Wal-Mart managers were supposed to contact corporate headquarters the moment they sniffed even a hint of union activity to get support in quashing labor reform.

The following is an excerpt from the new book The End of Loyalty: The Rise and Fall of Good Jobs in America by Rick Wartzman. Copyright © 2017. Available from PublicAffairs, an imprint of Perseus Books, LLC, a subsidiary of Hachette Book Group, Inc. Also available for purchase from Amazon and IndieBound.

One reason that Wal-Mart workers have always had difficulty improving their lot is that they’ve never been able to form a union. At its core, Wal-Mart’s rationale for being against organized labor was not unlike that of Kodak, say, or General Electric under Lem Boulware: management had an open door policy, by which any worker could ostensibly walk in and discuss anything. Therefore, as Wal-Mart laid out in its “Manager’s Toolbox to Remaining Union Free,” “we do not believe there is a need for third-party representation. It is our position every associate can speak for him/herself without having to pay his/her hard-earned money to a union in order to be listened to and have issues resolved.”

Yet unlike Kodak, which tried to frustrate union organizers by keeping its workers happy with good wages and princely benefits, Wal-Mart has been reliably ungenerous. And unlike GE, which fought tooth and nail against the International Union of Electrical Workers but ultimately honored its right to exist, Wal-Mart has never allowed so much as a single one of its stores to be organized. Indeed, ever since Mr. Sam’s time, the company has done everything it can to crush the unions, painting them in the most Manichean terms.

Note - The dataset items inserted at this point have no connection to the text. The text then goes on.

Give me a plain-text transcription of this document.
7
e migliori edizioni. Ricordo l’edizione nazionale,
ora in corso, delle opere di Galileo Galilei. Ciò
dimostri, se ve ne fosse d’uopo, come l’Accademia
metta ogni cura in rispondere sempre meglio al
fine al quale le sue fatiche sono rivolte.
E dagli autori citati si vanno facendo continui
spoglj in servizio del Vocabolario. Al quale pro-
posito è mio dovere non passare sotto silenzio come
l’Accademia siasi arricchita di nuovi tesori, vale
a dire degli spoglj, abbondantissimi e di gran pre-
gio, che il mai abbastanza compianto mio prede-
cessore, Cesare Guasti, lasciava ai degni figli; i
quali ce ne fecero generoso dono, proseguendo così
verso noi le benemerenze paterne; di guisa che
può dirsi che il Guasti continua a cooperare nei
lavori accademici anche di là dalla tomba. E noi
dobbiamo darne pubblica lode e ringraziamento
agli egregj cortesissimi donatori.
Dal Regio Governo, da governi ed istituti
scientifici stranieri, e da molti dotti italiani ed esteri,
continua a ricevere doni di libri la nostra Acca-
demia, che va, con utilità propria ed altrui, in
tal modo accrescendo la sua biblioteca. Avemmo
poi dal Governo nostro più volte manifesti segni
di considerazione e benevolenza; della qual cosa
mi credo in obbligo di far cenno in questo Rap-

They are “nothing but blood-sucking parasites living off the productive labor of people who work for a living!” said attorney John Tate, an iron-willed right-winger whom Walton had hired to help beat back the Retail Clerks in the early 1970s and who then stuck around at Wal-Mart where he developed an array of antiunion techniques.

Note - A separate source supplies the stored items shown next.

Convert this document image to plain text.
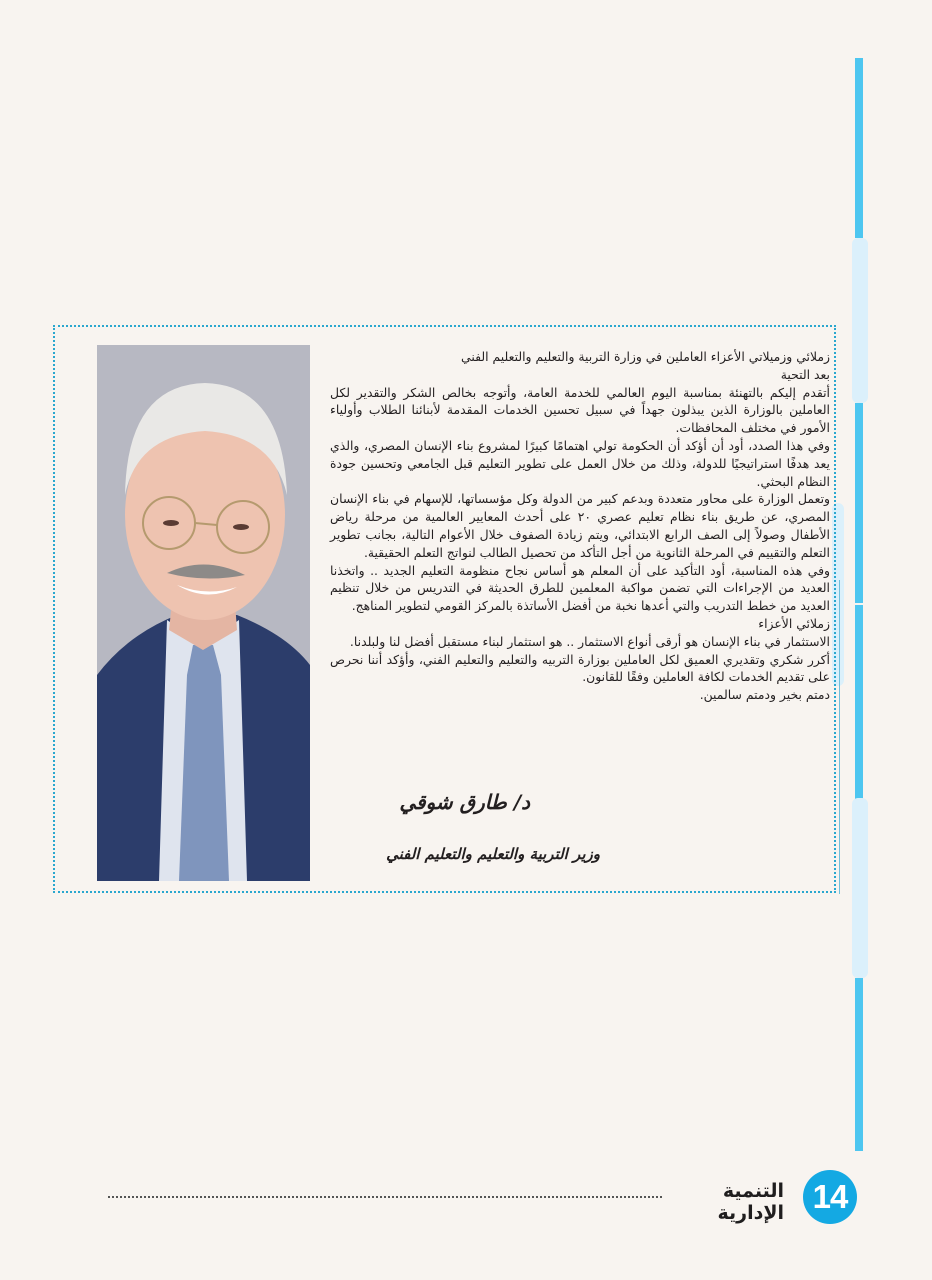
زملائي وزميلاتي الأعزاء العاملين في وزارة التربية والتعليم والتعليم الفني

بعد التحية

أتقدم إليكم بالتهنئة بمناسبة اليوم العالمي للخدمة العامة، وأتوجه بخالص الشكر والتقدير لكل العاملين بالوزارة الذين يبذلون جهداً في سبيل تحسين الخدمات المقدمة لأبنائنا الطلاب وأولياء الأمور في مختلف المحافظات.

وفي هذا الصدد، أود أن أؤكد أن الحكومة تولي اهتمامًا كبيرًا لمشروع بناء الإنسان المصري، والذي يعد هدفًا استراتيجيًا للدولة، وذلك من خلال العمل على تطوير التعليم قبل الجامعي وتحسين جودة النظام البحثي.

وتعمل الوزارة على محاور متعددة وبدعم كبير من الدولة وكل مؤسساتها، للإسهام في بناء الإنسان المصري، عن طريق بناء نظام تعليم عصري ٢٠ على أحدث المعايير العالمية من مرحلة رياض الأطفال وصولاً إلى الصف الرابع الابتدائي، ويتم زيادة الصفوف خلال الأعوام التالية، بجانب تطوير التعلم والتقييم في المرحلة الثانوية من أجل التأكد من تحصيل الطالب لنواتج التعلم الحقيقية.

وفي هذه المناسبة، أود التأكيد على أن المعلم هو أساس نجاح منظومة التعليم الجديد .. واتخذنا العديد من الإجراءات التي تضمن مواكبة المعلمين للطرق الحديثة في التدريس من خلال تنظيم العديد من خطط التدريب والتي أعدها نخبة من أفضل الأساتذة بالمركز القومي لتطوير المناهج.

زملائي الأعزاء

الاستثمار في بناء الإنسان هو أرقى أنواع الاستثمار .. هو استثمار لبناء مستقبل أفضل لنا ولبلدنا.

أكرر شكري وتقديري العميق لكل العاملين بوزارة التربيه والتعليم والتعليم الفني، وأؤكد أننا نحرص على تقديم الخدمات لكافة العاملين وفقًا للقانون.

دمتم بخير ودمتم سالمين.

د/ طارق شوقي
وزير التربية والتعليم والتعليم الفني
التنمية الإدارية 14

In the early 1980s, when the Teamsters attempted to represent employees at two Wal-Mart distribution centers in Arkansas, Walton himself showed up with a warning—US labor law be damned. Recalled one worker: “He told us that if the union got in, the warehouse would be closed. … He said people could vote any way they wanted, but he’d close her right up.” The Teamsters lost the election.